A plunge in the Japanese stock market forced the Bank of Japan (BOJ) to buy $644 million in exchange-traded funds (ETF) on Wednesday, more than when it last stepped into the market, underscoring the challenge of dialing back its massive asset-buying program, Reuters reported.
The move comes as BOJ Governor Haruhiko Kuroda, speaking in parliament, stressed the bank’s readiness to keep buying ETFs as needed.
“We have absolutely no plan to unload our ETF holdings. If we were to do so in the future, we must decide on guidelines at a policy-setting meeting,” he said on Wednesday.
The BOJ has come under pressure to dial back its massive ETF purchases, which had helped keep a floor on stock prices but more recently drew criticism for distorting market pricing.

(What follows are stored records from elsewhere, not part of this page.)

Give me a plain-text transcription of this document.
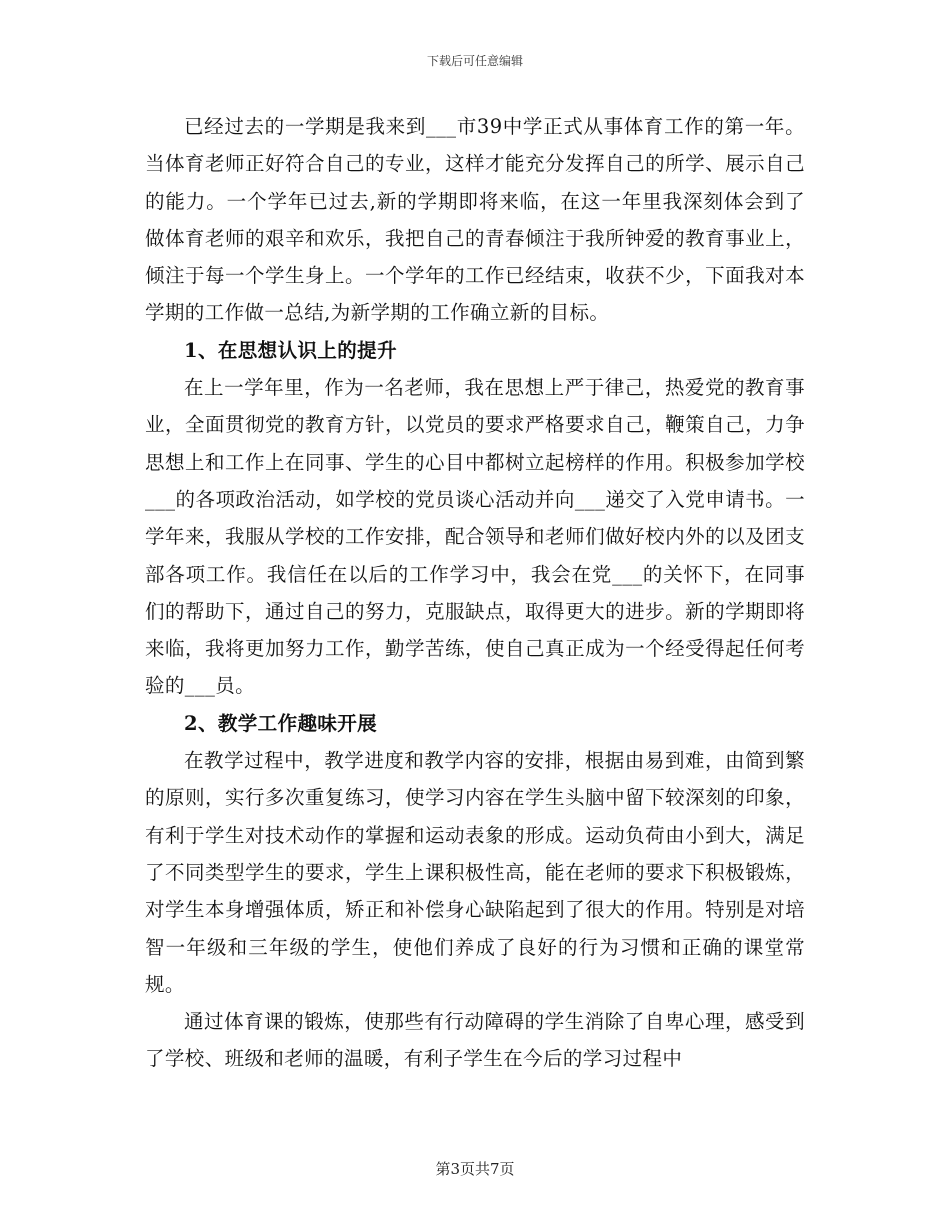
下载后可任意编辑

已经过去的一学期是我来到___市39中学正式从事体育工作的第一年。当体育老师正好符合自己的专业，这样才能充分发挥自己的所学、展示自己的能力。一个学年已过去,新的学期即将来临，在这一年里我深刻体会到了做体育老师的艰辛和欢乐，我把自己的青春倾注于我所钟爱的教育事业上，倾注于每一个学生身上。一个学年的工作已经结束，收获不少，下面我对本学期的工作做一总结,为新学期的工作确立新的目标。

1、在思想认识上的提升

在上一学年里，作为一名老师，我在思想上严于律己，热爱党的教育事业，全面贯彻党的教育方针，以党员的要求严格要求自己，鞭策自己，力争思想上和工作上在同事、学生的心目中都树立起榜样的作用。积极参加学校___的各项政治活动，如学校的党员谈心活动并向___递交了入党申请书。一学年来，我服从学校的工作安排，配合领导和老师们做好校内外的以及团支部各项工作。我信任在以后的工作学习中，我会在党___的关怀下，在同事们的帮助下，通过自己的努力，克服缺点，取得更大的进步。新的学期即将来临，我将更加努力工作，勤学苦练，使自己真正成为一个经受得起任何考验的___员。

2、教学工作趣味开展

在教学过程中，教学进度和教学内容的安排，根据由易到难，由简到繁的原则，实行多次重复练习，使学习内容在学生头脑中留下较深刻的印象，有利于学生对技术动作的掌握和运动表象的形成。运动负荷由小到大，满足了不同类型学生的要求，学生上课积极性高，能在老师的要求下积极锻炼，对学生本身增强体质，矫正和补偿身心缺陷起到了很大的作用。特别是对培智一年级和三年级的学生，使他们养成了良好的行为习惯和正确的课堂常规。

通过体育课的锻炼，使那些有行动障碍的学生消除了自卑心理，感受到了学校、班级和老师的温暖，有利子学生在今后的学习过程中

第3页共7页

In a review of its policy tools announced on Friday, the BOJ removed a pledge to buy ETFs at a set annual pace and from April decided to step in only when markets face turbulence.

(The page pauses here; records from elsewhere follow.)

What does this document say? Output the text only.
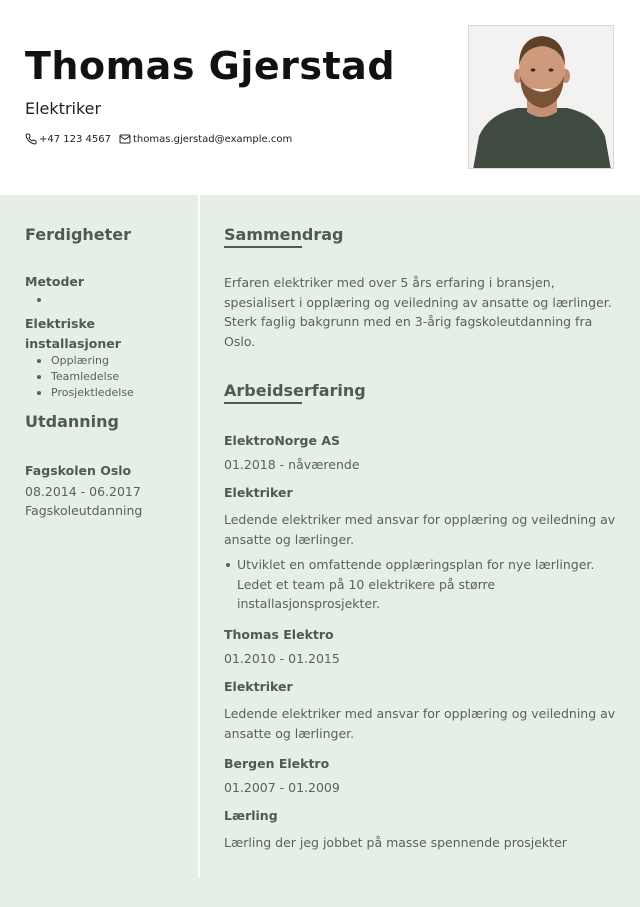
Thomas Gjerstad
Elektriker
+47 123 4567 thomas.gjerstad@example.com
Ferdigheter
Metoder
Elektriske installasjoner
Opplæring
Teamledelse
Prosjektledelse
Utdanning
Fagskolen Oslo
08.2014 - 06.2017
Fagskoleutdanning
Sammendrag
Erfaren elektriker med over 5 års erfaring i bransjen, spesialisert i opplæring og veiledning av ansatte og lærlinger. Sterk faglig bakgrunn med en 3-årig fagskoleutdanning fra Oslo.
Arbeidserfaring
ElektroNorge AS
01.2018 - nåværende
Elektriker
Ledende elektriker med ansvar for opplæring og veiledning av ansatte og lærlinger.
Utviklet en omfattende opplæringsplan for nye lærlinger. Ledet et team på 10 elektrikere på større installasjonsprosjekter.
Thomas Elektro
01.2010 - 01.2015
Elektriker
Ledende elektriker med ansvar for opplæring og veiledning av ansatte og lærlinger.
Bergen Elektro
01.2007 - 01.2009
Lærling
Lærling der jeg jobbet på masse spennende prosjekter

Japanese share prices have been wobbly since then on renewed concerns about COVID-19 lockdowns in Europe, testing the BOJ’s resolve in starting to taper its huge asset purchases.

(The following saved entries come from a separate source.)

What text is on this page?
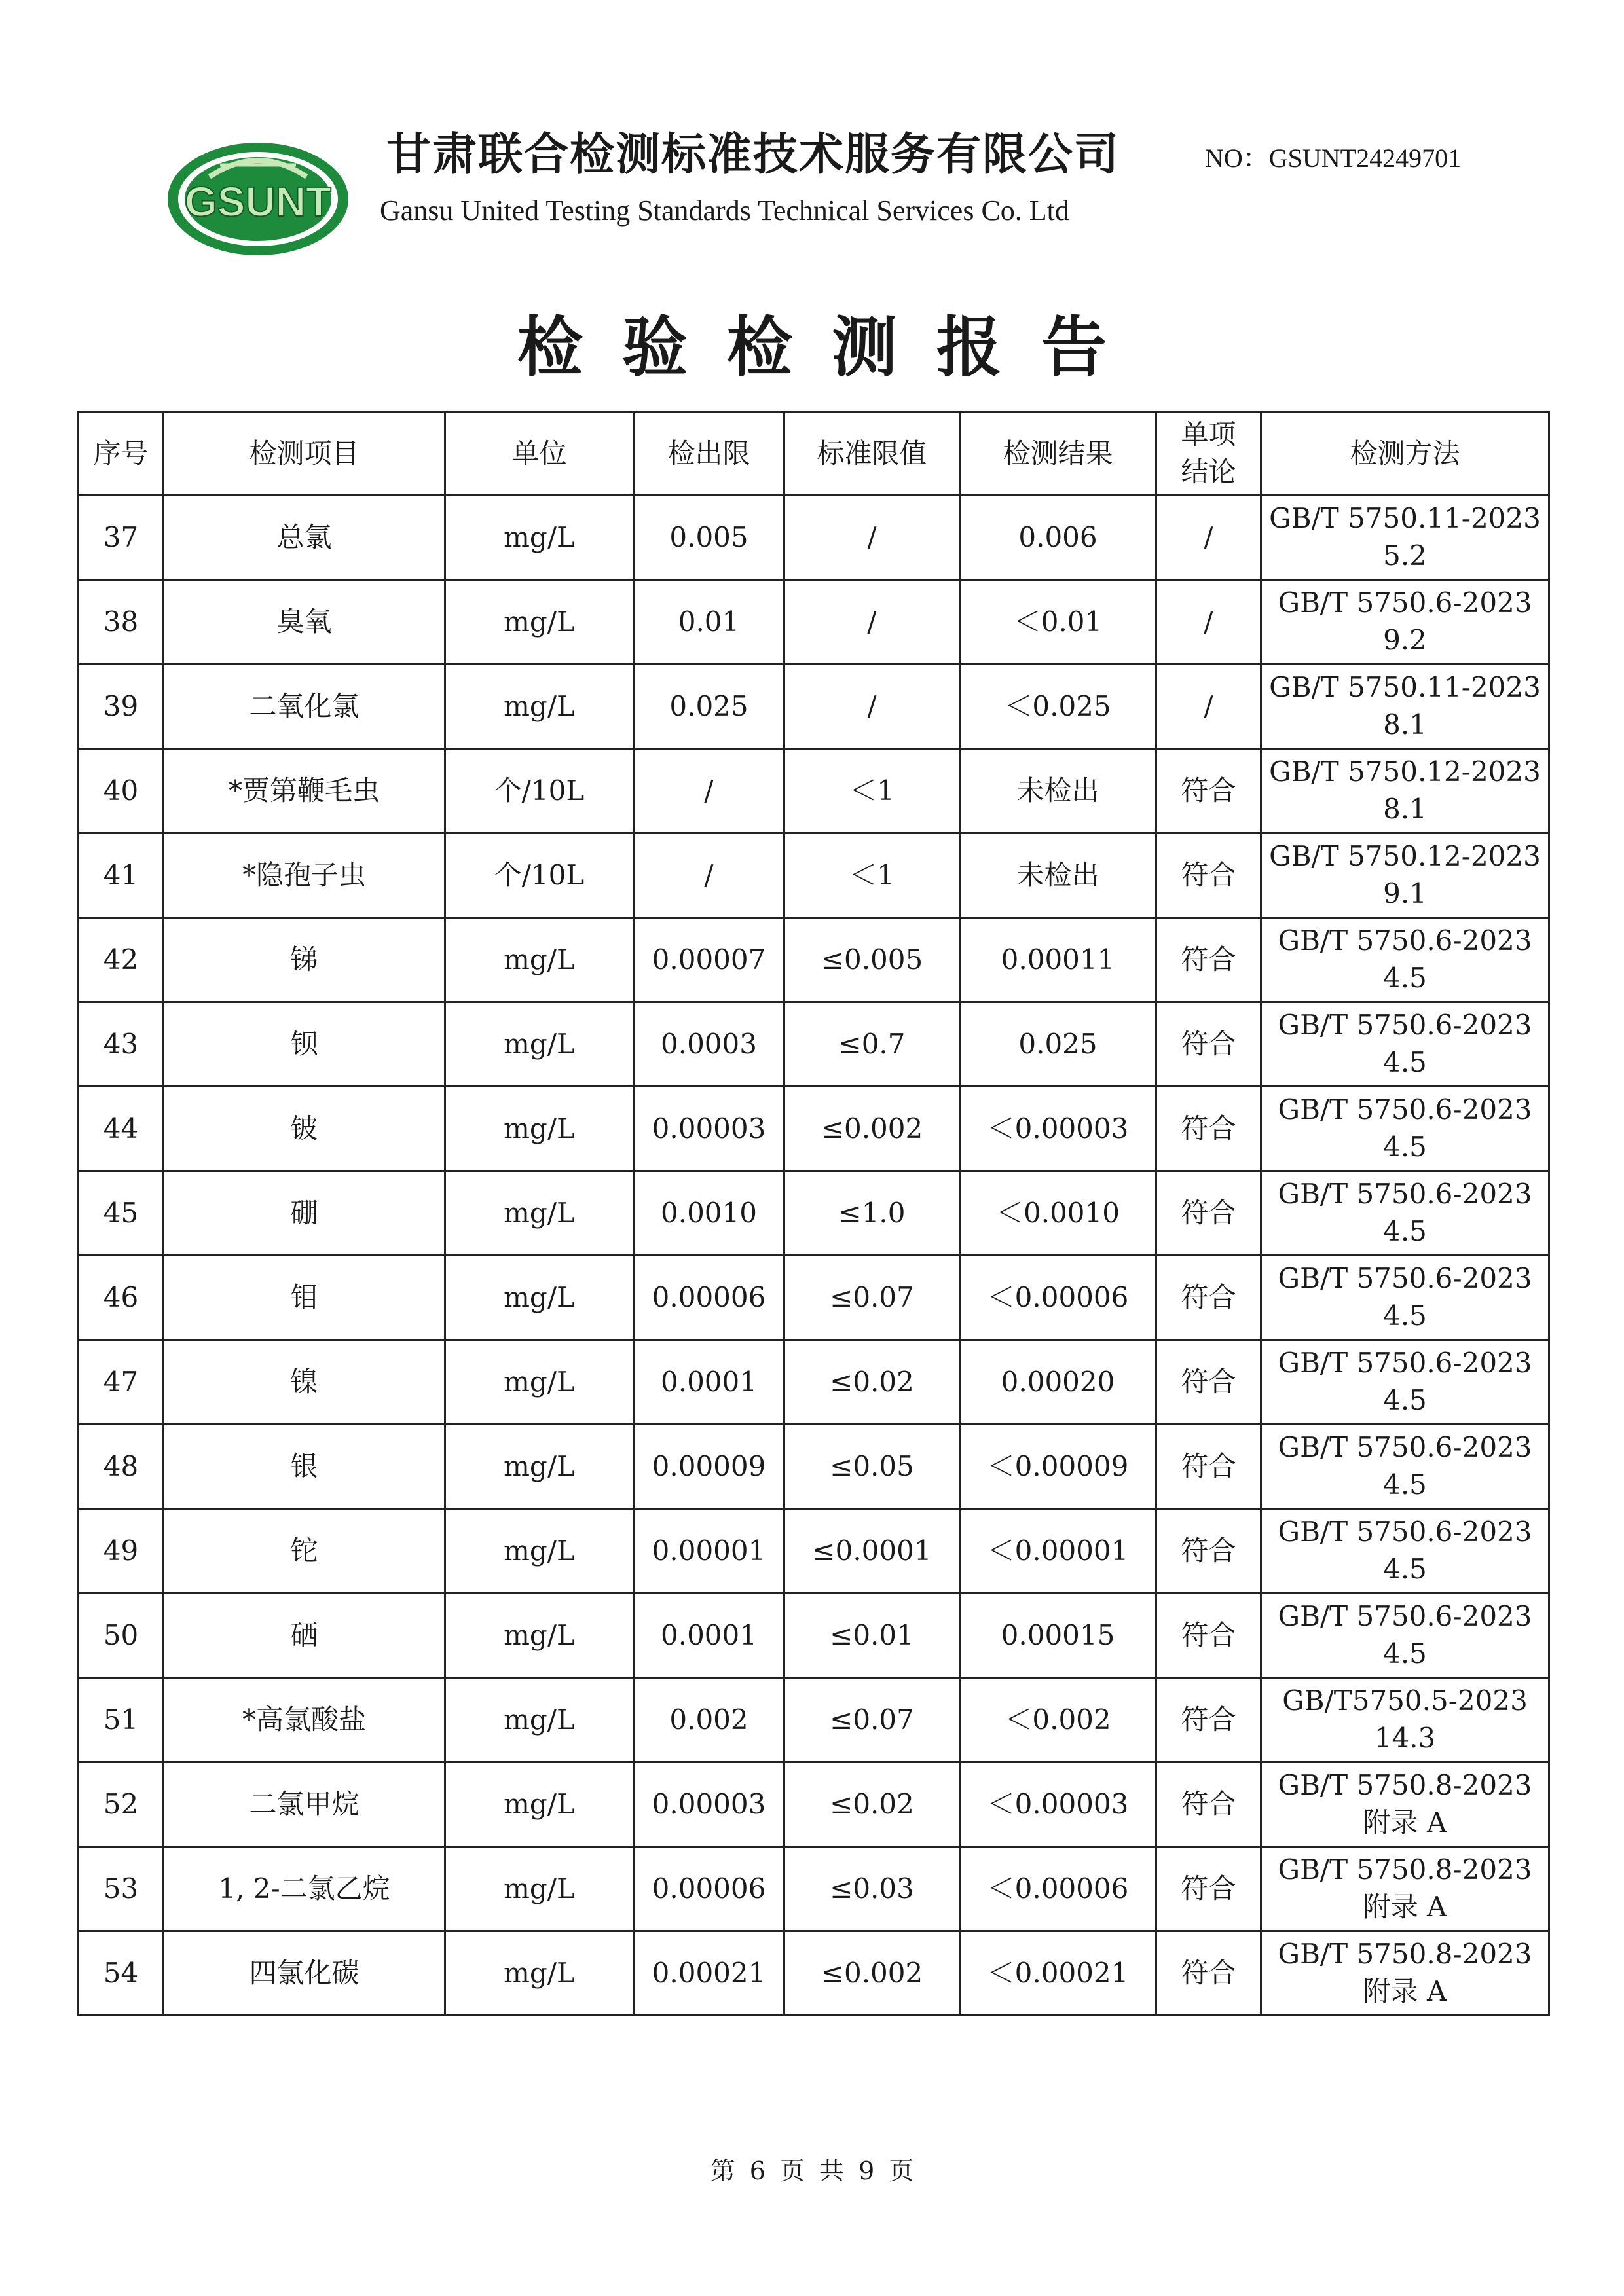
GSUNT
甘肃联合检测标准技术服务有限公司
Gansu United Testing Standards Technical Services Co. Ltd
NO：GSUNT24249701
检验检测报告
序号	检测项目	单位	检出限	标准限值	检测结果	单项结论	检测方法
37	总氯	mg/L	0.005	/	0.006	/	GB/T 5750.11-2023
5.2

38	臭氧	mg/L	0.01	/	＜0.01	/	GB/T 5750.6-2023
9.2

39	二氧化氯	mg/L	0.025	/	＜0.025	/	GB/T 5750.11-2023
8.1

40	*贾第鞭毛虫	个/10L	/	＜1	未检出	符合	GB/T 5750.12-2023
8.1

41	*隐孢子虫	个/10L	/	＜1	未检出	符合	GB/T 5750.12-2023
9.1

42	锑	mg/L	0.00007	≤0.005	0.00011	符合	GB/T 5750.6-2023
4.5

43	钡	mg/L	0.0003	≤0.7	0.025	符合	GB/T 5750.6-2023
4.5

44	铍	mg/L	0.00003	≤0.002	＜0.00003	符合	GB/T 5750.6-2023
4.5

45	硼	mg/L	0.0010	≤1.0	＜0.0010	符合	GB/T 5750.6-2023
4.5

46	钼	mg/L	0.00006	≤0.07	＜0.00006	符合	GB/T 5750.6-2023
4.5

47	镍	mg/L	0.0001	≤0.02	0.00020	符合	GB/T 5750.6-2023
4.5

48	银	mg/L	0.00009	≤0.05	＜0.00009	符合	GB/T 5750.6-2023
4.5

49	铊	mg/L	0.00001	≤0.0001	＜0.00001	符合	GB/T 5750.6-2023
4.5

50	硒	mg/L	0.0001	≤0.01	0.00015	符合	GB/T 5750.6-2023
4.5

51	*高氯酸盐	mg/L	0.002	≤0.07	＜0.002	符合	GB/T5750.5-2023
14.3

52	二氯甲烷	mg/L	0.00003	≤0.02	＜0.00003	符合	GB/T 5750.8-2023
附录 A

53	1, 2-二氯乙烷	mg/L	0.00006	≤0.03	＜0.00006	符合	GB/T 5750.8-2023
附录 A

54	四氯化碳	mg/L	0.00021	≤0.002	＜0.00021	符合	GB/T 5750.8-2023
附录 A
第 6 页 共 9 页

The BOJ bought 70.1 billion Yen ($644 million) of ETFs on Wednesday, central bank data showed. That was higher than the 50.1 billion Yen the BOJ purchased when it last stepped into the market on Monday.
In total, the BOJ has bought 220.4 billion Yen worth of ETFs so far in March, up from 50.1 billion Yen last month.
Some lawmakers and former central bankers have urged the BOJ to come up with a long-term plan to sell its huge holdings to shield the central bank’s balance sheet from market risk, a move Kuroda has consistently brushed aside as premature.
BOJ’s Kuroda Offers Upbeat View on Japan, Global Economies
Late last week, BOJ Governor Haruhiko Kuroda said on Friday the country’s economy is likely to head toward a sustainable growth path as global trade and manufacturing activity pick up.
But he added that Japan has yet to address key challenges, which were to heighten inflation expectations and prod firms to raise wages.
“Japan’s economy has shown clear signs of recovery in exports and industrial production,” Kuroda told a session of the World Economic Forum. “Our top priority for macro-economic policy continues to be to overcome deflation.”